Each entry carries the model id, a human-readable name and description, a default flag, a recommended flag (the model we suggest for new integrations, which is distinct from the default - the default stays stable for backwards compatibility), and the languages it can synthesize (BCP-47 locale strings matching the language parameter). These values reflect current support and can change over time - a model may gain languages, for example - so read them at runtime rather than caching them: because the response shape is stable and clients ignore unknown fields, both changing values and future new fields are picked up without breaking existing integrations.

Voice cloning is not advertised per model here because whether cloned voices are available also depends on your plan; see Voice Cloning.

Simba 3.2

Streaming-native flagship model with the lowest TTFB (time to first byte) and richest expressivity. Recommended for new English integrations.

Optimized for real-time streaming with the lowest startup latency
Richer expressive range than earlier Simba generations
Full support for SSML and emotion control
Serves a curated voice set: beatrice_32, dominic_32, edmund_32, geffen_32, harper_32, hugh_32, imogen_32, wyatt_32
Currently English only; non-English voices return 400 until multilingual support ships
Multilingual support coming soon
Voice cloning is supported; each cloned voice currently requires manual Speechify review and approval of the voice key before it can be used on this model — see Voice Cloning

Simba 3.0

Earlier streaming-native model, still available for backwards compatibility.

Prefer simba-3.2 for the latest quality
Same curated voice-set behavior as simba-3.2
Full support for SSML and emotion control
Currently English only; non-English voices return 400

Simba Multilingual

This model is currently experimental and may be subject to changes.

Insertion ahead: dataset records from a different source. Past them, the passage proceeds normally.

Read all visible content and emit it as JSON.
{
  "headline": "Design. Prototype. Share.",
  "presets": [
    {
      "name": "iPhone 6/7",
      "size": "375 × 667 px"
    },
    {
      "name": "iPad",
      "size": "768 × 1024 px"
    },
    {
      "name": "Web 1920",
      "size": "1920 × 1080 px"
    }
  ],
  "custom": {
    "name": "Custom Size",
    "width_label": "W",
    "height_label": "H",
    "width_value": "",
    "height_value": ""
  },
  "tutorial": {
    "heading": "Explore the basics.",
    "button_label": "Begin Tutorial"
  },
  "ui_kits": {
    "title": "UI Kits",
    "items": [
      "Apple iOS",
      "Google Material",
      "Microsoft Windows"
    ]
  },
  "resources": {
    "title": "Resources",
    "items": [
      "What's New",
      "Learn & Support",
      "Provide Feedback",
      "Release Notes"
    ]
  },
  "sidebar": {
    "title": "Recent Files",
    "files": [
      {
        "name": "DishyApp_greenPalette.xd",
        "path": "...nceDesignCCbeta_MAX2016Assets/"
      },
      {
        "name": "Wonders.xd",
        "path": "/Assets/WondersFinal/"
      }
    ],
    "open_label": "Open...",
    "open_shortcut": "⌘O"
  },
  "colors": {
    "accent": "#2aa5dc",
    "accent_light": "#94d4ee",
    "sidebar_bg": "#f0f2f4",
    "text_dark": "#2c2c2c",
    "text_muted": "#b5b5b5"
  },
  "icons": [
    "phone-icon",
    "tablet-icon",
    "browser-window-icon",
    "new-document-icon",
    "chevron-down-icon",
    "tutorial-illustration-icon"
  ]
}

Supports multiple languages, including mixing languages within a single sentence.

35 locales covering 30 distinct languages live today
Automatic language detection when the language parameter is omitted
Zero-shot voice cloning works across all supported languages
Fine-tuned voice cloning available (contact sales)

See Language Support for the full list.

Simba English

The current API default when model is omitted, and the model to use when your voice_id is a cloned/personal voice — those are not registered under the Simba 3 voice allow-list.

Full support for SSML and emotion control
Zero-shot voice cloning from short audio samples
Fine-tuned voice cloning from hours of speaker audio (contact sales)
Prefer simba-3.2 for new integrations using the built-in voice catalog

Voice cloning

Simba English and Simba Multilingual support two tiers of voice cloning; Simba 3.2 supports zero-shot voice cloning gated on manual Speechify approval of each voice key; Simba 3.0 serves a curated voice set only and does not accept cloned/personal voices:

Tier	Input	Quality	Availability
Zero-shot	10-30 second audio sample	Good	Self-serve via API or Console
Fine-tuned	Hours of speaker audio	Best	Contact sales

Simba 3.2 voice cloning currently requires manual Speechify review and approval of the voice key while we evaluate stronger safeguards, given the model’s quality. Cloned voices work self-serve on simba-english and simba-multilingual; contact Speechify to have a clone approved for use on simba-3.2.

See Voice Cloning for implementation details.

FAQ

Which model should I use?

Use Simba 3.2 for most English use cases — it has the lowest startup latency and richest expressivity, and is the recommended Simba 3 model. Cloned voices are supported on Simba 3.2 but each one currently requires manual Speechify approval of the voice key; Simba English is the self-serve option for cloned voices without approval. Use Simba Multilingual for non-English languages or mixed-language content. Note: simba-english is still the API default when model is omitted, so set model: "simba-3.2" explicitly to opt in.

Can I switch models without changing my code?

Yes. Just change the model parameter. All other parameters (voice, format, SSML) work the same across models — but note that Simba 3.0 only accepts voices from its curated allow-list, and Simba 3.2 accepts its curated allow-list plus cloned voices that have been manually approved by Speechify.

Do all models support the same voices?

No. Simba 3.0 serves a curated set of voices only (registered against the model’s VMS slug). Simba 3.2 serves the same curated set plus cloned voices that have been manually approved by Speechify. Simba English and Simba Multilingual serve the full built-in voice catalog and accept any cloned/personal voice without pre-approval.